The diadenosine polyphosphate hydrolase present in presynaptic plasma membranes from the Torpedo electric organ has been characterized using fluorogenic substrates of the form di-(1,N-6-ethenoadenosine) 5',5 triple prime-P-1,P-n-polyphosphate. The enzyme hydrolyses diadenosine polyphosphates (Ap(n)A, where n = 3-5), producing AMP and the corresponding adenosine (n-1) 5'-phosphate, Ap((n-1)). The K-m values of the enzyme were 0.543 +/- 0.015, 0.478 +/- 0.043 and 0.520 +/- 0.026 mu M, and the V-max values were 633 +/- 4, 592 +/- 18 and 576 +/- 45 pmol/min per mg of protein, for the etheno derivatives of Ap(3)A (adenosine 5',5 triple prime-P-1,P-3-triphosphate), Ap(4)A (adenosine 5',5 triple prime-P-1,P-4-tetraphosphate) and Ap(5)A (adenosine 5',5 triple prime-P-1,P-5-pentaphosphate) respectively. Ca2+, Mg2+ and Mn2+ are enzyme activators, with EC50 values of 0.86 +/- 0.11, 1.35 +/- 0.24 and 0.58 +/- 0.10 mM respectively.
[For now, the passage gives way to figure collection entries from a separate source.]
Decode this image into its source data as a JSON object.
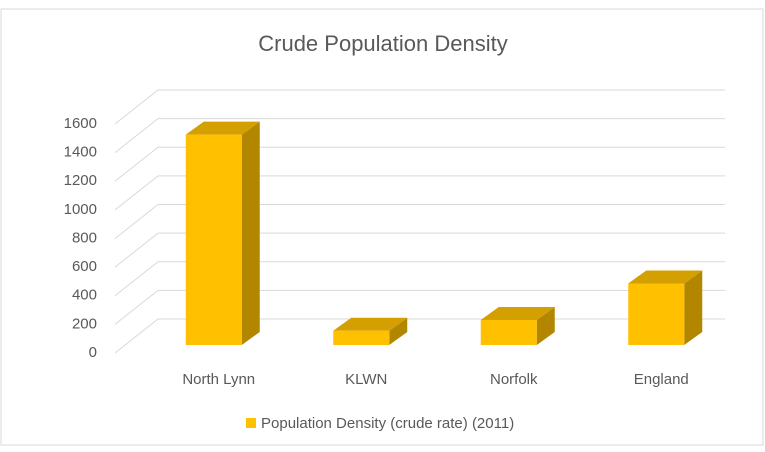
{
  "chart_data": {
    "type": "bar3d",
    "title": "Crude Population Density",
    "categories": [
      "North Lynn",
      "KLWN",
      "Norfolk",
      "England"
    ],
    "series": [
      {
        "name": "Population Density (crude rate) (2011)",
        "color": "#ffc000",
        "values": [
          1470,
          100,
          175,
          430
        ]
      }
    ],
    "ylim": [
      0,
      1600
    ],
    "yticks": [
      0,
      200,
      400,
      600,
      800,
      1000,
      1200,
      1400,
      1600
    ],
    "grid": true,
    "legend": "bottom"
  }
}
The fluoride ion is an inhibitor with an IC50 value of 1.38 +/- 0.19 mM, The ATP analogues adenosine 5'-tetraphosphate and adenosine 5'-[gamma-thio]triphosphate are potent competitive inhibitors and adenosine 5'-[alpha,beta-methylene]diphosphate is a less potent competitive inhibitor, the K-i values being 0.29 +/- 0.03, 0.43 +/- 0.05 and 7.18 +/- 0.8 mu M respectively. The P2-receptor antagonist pyridoxal phosphate 6-azophenyl-2',4'-disulphonic acid behaves as a non-competitive inhibitor with a K-i value of 29.7 +/- 3.1 mu M, and also exhibits a significant inhibitory effect on Torpeno apyrase activity. The effect of pH on the K-m and V-max values, together with inhibition by diethyl pyrocarbonate, strongly suggests the presence of functional histidine residues in Torpedo diadenosine polyphosphate hydrolase. The enzyme from Torpedo shows similarities with that of neural origin from neurochromaffin cells, and significant differences compared with that from endothelial vascular cells.